When my dad was first diagnosed with stage 4 lymphoma two years ago, he was given just months to live. We lived in Florida at the time, and the doctor recommended chemo; the first round caused him to almost have a heart attack. We were told that any future chemo would keep him in the hospital, and we didn’t want that. The lymphoma had spread around his heart, so we kept him on hospice care until he improved enough to move around on his own again.
Connecting with Alive
Once we moved home to Tennessee, I wasn’t going to do hospice. I thought I was Superwoman, that I could do it all. Putting my dad in a home was also never an option for me. The day he fell, I went online, called a few places, and said whoever calls me back is who we’ll go with. Alive picked up immediately. We had an Alive nurse in our home the same day. My dad fell that morning and by 5 pm we already had a hospice nurse there.
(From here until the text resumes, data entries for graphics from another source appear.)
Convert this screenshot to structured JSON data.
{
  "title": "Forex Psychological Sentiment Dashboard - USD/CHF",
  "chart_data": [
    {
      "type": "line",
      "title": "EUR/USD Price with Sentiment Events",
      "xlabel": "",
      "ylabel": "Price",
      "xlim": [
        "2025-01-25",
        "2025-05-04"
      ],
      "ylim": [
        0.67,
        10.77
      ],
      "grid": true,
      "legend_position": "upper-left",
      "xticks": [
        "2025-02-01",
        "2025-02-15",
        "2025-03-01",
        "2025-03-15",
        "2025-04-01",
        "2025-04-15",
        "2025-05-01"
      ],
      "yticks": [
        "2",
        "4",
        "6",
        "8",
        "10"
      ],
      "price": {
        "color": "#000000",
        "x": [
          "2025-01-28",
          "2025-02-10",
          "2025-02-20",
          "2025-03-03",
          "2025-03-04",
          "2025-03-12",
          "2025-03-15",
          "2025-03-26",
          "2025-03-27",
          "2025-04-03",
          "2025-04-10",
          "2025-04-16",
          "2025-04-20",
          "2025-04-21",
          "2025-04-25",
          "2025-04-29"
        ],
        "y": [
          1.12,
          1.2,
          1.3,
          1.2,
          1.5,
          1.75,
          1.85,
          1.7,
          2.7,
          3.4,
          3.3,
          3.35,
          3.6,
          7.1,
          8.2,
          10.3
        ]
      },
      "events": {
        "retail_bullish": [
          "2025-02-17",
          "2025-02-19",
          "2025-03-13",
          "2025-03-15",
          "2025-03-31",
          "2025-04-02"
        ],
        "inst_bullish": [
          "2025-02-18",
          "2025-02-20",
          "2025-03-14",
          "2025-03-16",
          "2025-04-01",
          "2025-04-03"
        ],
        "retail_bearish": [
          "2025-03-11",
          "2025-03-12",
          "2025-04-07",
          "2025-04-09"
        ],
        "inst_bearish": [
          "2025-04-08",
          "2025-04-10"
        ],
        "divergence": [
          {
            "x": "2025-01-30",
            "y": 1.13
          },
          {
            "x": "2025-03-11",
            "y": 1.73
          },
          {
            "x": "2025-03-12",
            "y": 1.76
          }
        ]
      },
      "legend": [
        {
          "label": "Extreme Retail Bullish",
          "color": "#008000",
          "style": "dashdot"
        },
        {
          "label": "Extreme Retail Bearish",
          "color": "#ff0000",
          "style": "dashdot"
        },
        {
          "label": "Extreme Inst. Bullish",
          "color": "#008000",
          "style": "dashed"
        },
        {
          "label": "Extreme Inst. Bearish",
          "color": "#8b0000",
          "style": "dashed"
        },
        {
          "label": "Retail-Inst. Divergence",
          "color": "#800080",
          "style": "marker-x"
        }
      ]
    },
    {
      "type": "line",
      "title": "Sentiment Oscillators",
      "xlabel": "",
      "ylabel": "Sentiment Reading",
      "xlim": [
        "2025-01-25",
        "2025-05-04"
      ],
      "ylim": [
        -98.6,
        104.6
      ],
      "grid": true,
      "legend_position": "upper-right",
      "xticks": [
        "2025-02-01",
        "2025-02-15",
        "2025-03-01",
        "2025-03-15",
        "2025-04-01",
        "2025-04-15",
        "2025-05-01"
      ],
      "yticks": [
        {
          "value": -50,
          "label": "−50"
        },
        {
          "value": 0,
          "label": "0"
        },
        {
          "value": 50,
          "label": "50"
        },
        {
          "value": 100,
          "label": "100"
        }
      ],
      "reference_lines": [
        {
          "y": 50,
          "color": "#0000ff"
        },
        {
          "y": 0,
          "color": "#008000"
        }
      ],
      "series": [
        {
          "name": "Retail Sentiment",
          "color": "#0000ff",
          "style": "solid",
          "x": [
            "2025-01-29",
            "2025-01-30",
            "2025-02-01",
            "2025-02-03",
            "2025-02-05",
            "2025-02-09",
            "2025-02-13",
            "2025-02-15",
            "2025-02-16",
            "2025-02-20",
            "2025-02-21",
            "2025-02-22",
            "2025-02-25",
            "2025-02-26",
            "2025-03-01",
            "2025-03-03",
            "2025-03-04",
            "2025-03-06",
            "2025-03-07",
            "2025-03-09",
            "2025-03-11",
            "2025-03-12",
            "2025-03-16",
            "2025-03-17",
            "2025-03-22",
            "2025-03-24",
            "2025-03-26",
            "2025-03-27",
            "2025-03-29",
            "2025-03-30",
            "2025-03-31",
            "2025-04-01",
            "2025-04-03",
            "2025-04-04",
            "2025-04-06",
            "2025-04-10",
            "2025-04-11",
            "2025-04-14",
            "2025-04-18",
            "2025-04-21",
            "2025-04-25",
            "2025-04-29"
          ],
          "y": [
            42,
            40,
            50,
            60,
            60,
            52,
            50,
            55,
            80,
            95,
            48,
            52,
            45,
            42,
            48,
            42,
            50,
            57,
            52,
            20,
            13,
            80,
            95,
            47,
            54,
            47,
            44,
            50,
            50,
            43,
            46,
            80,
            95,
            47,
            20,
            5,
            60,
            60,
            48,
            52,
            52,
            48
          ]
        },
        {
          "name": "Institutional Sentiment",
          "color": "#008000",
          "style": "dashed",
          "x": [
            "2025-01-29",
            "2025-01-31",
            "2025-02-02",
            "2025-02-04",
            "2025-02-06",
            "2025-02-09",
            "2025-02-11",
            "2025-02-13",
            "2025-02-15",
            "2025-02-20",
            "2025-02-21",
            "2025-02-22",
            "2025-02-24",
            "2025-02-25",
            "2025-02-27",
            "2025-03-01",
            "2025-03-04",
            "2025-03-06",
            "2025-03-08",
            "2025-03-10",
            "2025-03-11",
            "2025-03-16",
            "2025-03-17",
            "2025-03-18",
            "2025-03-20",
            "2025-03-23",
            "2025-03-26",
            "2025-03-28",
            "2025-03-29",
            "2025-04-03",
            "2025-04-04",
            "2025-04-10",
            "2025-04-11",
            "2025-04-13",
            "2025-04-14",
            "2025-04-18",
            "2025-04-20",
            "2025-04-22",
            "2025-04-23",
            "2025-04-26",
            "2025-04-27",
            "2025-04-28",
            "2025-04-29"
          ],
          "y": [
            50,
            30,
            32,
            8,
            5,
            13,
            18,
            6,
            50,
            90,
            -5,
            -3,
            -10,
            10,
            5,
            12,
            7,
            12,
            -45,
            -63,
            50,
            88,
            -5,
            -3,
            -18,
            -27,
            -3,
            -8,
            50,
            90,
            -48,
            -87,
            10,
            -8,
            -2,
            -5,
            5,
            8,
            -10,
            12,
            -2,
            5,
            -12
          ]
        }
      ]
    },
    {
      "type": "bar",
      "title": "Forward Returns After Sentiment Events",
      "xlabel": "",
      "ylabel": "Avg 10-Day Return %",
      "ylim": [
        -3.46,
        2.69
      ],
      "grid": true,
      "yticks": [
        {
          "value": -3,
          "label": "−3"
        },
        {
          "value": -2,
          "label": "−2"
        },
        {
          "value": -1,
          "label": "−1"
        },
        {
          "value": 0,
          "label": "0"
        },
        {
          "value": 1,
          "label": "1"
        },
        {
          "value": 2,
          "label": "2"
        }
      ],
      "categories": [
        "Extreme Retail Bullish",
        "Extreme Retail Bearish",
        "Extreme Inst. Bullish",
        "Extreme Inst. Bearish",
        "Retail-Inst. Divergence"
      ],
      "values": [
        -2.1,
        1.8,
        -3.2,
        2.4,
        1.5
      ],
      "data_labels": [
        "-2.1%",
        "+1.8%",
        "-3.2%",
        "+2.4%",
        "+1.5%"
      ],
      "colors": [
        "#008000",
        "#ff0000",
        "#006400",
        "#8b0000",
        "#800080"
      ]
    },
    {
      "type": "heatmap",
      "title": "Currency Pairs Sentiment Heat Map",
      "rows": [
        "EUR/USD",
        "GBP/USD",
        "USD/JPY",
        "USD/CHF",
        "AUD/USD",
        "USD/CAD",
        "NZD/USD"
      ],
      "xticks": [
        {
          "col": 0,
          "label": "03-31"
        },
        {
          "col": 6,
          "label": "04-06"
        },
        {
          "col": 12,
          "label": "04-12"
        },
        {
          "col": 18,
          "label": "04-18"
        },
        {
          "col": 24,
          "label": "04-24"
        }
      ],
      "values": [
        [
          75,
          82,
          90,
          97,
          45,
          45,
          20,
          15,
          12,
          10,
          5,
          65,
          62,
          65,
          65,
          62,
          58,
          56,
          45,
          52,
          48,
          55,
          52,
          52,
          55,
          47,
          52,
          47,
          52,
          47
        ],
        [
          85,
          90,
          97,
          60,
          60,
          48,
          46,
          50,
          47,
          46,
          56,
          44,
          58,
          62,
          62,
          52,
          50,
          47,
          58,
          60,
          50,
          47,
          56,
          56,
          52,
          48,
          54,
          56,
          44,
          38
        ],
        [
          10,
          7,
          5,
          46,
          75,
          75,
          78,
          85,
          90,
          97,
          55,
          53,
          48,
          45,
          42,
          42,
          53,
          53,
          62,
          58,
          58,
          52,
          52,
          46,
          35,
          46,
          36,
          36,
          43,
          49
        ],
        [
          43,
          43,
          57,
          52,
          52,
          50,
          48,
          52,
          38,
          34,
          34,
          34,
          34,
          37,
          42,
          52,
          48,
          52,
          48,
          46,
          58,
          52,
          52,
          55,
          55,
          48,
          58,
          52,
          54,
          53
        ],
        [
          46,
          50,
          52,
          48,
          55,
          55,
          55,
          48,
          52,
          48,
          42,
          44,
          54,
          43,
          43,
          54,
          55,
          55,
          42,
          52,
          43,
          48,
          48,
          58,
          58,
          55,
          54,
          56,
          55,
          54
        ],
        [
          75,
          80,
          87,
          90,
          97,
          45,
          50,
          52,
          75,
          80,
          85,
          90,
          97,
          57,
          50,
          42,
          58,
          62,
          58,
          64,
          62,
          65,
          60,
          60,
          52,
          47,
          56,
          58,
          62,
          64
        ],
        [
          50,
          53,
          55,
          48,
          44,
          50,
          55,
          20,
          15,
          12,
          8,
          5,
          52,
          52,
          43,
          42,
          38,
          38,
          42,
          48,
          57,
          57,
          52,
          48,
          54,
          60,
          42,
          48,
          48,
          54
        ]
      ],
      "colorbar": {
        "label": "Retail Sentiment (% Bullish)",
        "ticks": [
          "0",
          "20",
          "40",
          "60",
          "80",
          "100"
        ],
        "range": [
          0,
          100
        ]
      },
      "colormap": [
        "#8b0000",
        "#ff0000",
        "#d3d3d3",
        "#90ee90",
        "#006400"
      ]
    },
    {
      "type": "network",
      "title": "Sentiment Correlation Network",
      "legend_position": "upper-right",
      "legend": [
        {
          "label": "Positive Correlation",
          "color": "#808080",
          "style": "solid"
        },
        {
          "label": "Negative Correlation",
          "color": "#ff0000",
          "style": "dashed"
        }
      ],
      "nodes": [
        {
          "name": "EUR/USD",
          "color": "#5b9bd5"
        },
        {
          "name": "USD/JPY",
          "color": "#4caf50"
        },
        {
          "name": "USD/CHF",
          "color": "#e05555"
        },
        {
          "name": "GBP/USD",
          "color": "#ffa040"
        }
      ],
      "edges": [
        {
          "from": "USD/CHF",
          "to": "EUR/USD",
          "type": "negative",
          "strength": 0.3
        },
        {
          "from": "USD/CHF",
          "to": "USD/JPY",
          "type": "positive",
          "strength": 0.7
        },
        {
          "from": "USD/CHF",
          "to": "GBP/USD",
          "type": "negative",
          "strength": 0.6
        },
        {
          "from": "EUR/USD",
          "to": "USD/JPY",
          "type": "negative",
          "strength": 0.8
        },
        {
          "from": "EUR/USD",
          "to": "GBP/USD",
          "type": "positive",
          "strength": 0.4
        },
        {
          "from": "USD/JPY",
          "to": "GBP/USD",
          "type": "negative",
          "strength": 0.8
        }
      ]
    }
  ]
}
During the months he was at Alive, from January to June, my dad had the chance to have dog therapy. He went from being anti-dog to loving dogs. It really helped lift his spirits by having the love and comfort of a pet.
My Master’s is in Counseling Psychology for Marriage and Family and, in doing volunteer work with grieving children years before my father became sick, my eyes were opened to the symbolism of butterflies for remembrance. Before he passed, I attended Alive’s Memorial Butterfly Release in June. After he died, I released butterflies in his memory on a boat in Miami which was part of my father’s last wishes.
Miracles in Remembrance
I believe in God, and I believe in miracles. The boat that we boarded to release butterflies in memory of my dad was my mom’s first and middle name, who had passed as well. I knew that was a sign that I was honoring him in the way he wanted. Then, as we reached the coordinates for releasing my dad’s butterflies and the ceremony of placing his ashes, two dolphins appeared. I knew that it was my mom and dad showing me that they were still with me. Then, one of the songs my dad liked by Bob Marley started to play as I released the butterflies stating, “don’t worry about a thing, every little thing is going to be all right.” I felt my dad was there.
A Father’s Legacy
While he was sick, we watched a lot of movies, and one of them was Bucket List. One of the things he really wanted to do was visit with family. Each time he’d visit with family he would share family stories and leave them with something.
I wrote the book Papa’s Scooter, a Legacy of Love to honor my father’s story and highlight some of the lessons he shared with his grandson before he died. The entire book is about him meeting one of his great-grandsons for the first time and the lessons he shared with him. I made it rhyme, but those are all the stories and actual things that happened in our family. I once heard a quote that “grief is love with nowhere to go.” This is the love I have for my dad. This is my way of keeping his legacy alive.
The journey has been hard because even though I feel like I’ve honored him, I miss him every day. He was my best friend. He was a great man. Another way I’m getting to honor him today is by getting certified in Dance Away Sadness to continue helping others with their grief journey through the expression of dance.
It’s not that we ever stop grieving, we just learn to live on without the person but with the hope that we gave them the quality of life and care that they deserved and that we’re going to honor them by remembering the best of them.